Regrettably shopping for an item when you had a perfectly good one until just recently, and especially when it went missing unwillingly, is absolutely no fun. Just tell me about it. I offered her some words of comfort:
“That’s a total bummer about your harness. If it eases your frustration at all, I lost my kiteboard last Thursday. That’s going to be a bit more painful to replace.”
“Really? You lost your board on Thursday?”
“Yup. Sure did.”
“Did you lose it by the White Salmon Bridge?”
“Heh, yeah.”
“Was it a white board?”
“What? Are you kidding?”
“My friend was trying to rescue someone else’s board, and he had attached it to his board with his leash so he could tow it in. It didn’t work so well, and he ended up losing both boards. I came up to him in the water and he asked me if he saw the boards anywhere, but I couldn’t find them. It was really windy and I was overpowered, so it was impossible for me to do a good search the area.”
“Okay, whoa. Wow. Whoa. Wow.”
She gave me the fellow’s phone number, and I called him and left a message on his voicemail. The other night I heard back from him, and without a doubt it was my board that he was trying to rescue. He described it perfectly, even down to where I wrote my name and phone number on it.
The world is smaller than you could ever imagine.
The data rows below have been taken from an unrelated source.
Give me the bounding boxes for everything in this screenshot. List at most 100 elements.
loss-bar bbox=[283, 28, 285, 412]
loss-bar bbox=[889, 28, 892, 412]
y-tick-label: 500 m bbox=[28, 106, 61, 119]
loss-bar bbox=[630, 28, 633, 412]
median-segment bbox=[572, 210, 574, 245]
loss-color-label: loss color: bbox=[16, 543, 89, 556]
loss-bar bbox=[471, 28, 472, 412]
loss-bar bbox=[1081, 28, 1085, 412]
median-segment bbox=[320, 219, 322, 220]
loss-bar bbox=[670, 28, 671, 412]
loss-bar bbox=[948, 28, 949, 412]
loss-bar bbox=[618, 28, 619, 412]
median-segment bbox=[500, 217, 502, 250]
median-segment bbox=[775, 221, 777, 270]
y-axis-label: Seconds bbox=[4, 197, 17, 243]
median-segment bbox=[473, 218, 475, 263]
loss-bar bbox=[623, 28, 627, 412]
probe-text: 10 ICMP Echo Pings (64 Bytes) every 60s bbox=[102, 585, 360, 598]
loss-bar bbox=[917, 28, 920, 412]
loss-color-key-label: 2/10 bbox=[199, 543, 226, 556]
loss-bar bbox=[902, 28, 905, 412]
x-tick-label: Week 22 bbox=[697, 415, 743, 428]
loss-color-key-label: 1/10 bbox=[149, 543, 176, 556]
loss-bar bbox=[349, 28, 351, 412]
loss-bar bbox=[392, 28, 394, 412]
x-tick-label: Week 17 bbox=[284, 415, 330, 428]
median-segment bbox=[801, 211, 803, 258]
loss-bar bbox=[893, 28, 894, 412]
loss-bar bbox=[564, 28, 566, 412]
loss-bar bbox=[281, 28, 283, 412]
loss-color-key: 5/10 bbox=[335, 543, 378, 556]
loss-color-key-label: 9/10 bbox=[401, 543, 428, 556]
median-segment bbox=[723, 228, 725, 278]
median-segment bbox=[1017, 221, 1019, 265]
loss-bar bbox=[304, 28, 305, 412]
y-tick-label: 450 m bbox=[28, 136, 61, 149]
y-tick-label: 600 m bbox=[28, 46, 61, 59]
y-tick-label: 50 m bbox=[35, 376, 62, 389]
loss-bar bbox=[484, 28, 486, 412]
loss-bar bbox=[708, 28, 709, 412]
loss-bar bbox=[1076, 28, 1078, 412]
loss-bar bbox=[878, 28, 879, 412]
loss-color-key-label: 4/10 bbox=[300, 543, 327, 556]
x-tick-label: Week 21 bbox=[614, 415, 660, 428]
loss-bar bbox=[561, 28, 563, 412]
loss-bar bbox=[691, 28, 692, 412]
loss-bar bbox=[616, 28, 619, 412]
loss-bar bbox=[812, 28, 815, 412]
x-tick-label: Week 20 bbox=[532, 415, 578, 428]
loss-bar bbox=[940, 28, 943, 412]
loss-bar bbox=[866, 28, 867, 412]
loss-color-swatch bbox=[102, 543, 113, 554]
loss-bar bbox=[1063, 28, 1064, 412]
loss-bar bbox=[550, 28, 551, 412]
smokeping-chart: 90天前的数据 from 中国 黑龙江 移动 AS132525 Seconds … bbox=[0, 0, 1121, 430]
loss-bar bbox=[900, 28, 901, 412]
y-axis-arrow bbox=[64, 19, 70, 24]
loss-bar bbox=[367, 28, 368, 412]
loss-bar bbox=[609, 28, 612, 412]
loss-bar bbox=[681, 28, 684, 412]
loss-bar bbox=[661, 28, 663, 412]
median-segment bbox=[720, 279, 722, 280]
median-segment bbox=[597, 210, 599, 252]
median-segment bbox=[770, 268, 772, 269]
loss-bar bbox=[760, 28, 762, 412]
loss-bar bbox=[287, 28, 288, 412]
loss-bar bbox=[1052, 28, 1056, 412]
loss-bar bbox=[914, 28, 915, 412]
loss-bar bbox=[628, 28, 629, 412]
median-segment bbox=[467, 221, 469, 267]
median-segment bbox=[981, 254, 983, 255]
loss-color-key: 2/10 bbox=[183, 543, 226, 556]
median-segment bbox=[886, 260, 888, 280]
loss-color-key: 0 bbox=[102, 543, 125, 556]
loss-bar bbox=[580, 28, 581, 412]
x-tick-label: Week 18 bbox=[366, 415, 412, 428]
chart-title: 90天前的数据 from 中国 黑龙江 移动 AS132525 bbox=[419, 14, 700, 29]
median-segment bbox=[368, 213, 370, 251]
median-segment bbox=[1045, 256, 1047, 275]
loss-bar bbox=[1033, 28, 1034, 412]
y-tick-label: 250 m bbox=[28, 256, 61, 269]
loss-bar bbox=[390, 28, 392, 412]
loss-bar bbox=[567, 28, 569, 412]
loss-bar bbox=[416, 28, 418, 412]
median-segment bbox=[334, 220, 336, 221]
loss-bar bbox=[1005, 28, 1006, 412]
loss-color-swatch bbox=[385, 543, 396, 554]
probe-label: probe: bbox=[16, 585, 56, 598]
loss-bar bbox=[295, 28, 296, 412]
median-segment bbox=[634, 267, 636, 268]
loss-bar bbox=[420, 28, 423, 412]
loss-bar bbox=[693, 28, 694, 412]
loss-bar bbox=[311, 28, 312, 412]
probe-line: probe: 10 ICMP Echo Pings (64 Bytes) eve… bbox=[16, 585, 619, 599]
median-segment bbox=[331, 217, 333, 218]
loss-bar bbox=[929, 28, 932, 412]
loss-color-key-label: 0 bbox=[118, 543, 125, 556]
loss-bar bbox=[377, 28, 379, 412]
He had found the board 200 yards upwind of the White Salmon Bridge, which is significant as I had lost it about 100 yards downwind of the bridge. He was rather perplexed by the whole thing as there was no one in sight who appeared to be missing a board, otherwise he would have tried to reunite the board with its owner. Judging by the distance the board had traveled downstream by the time he had found it, I was probably well on my way back to the beach by then.
I thanked him profusely for his recovery efforts, and apologized for my board’s unfortunate act of cannibalization. He said not to worry, and sighed that no good deed goes unpunished. He was optimistic, though. Six weeks ago he lost a kite down in the San Francisco Bay, and just the other day he got a phone call that his kite had been found.
Somewhere between here and the Bonneville Dam are two kiteboards leashed together, with names and phone numbers to match. With any luck they won’t get jammed in a turbine, won’t shut down the dam, and we won’t be sent $100,000 repair bills.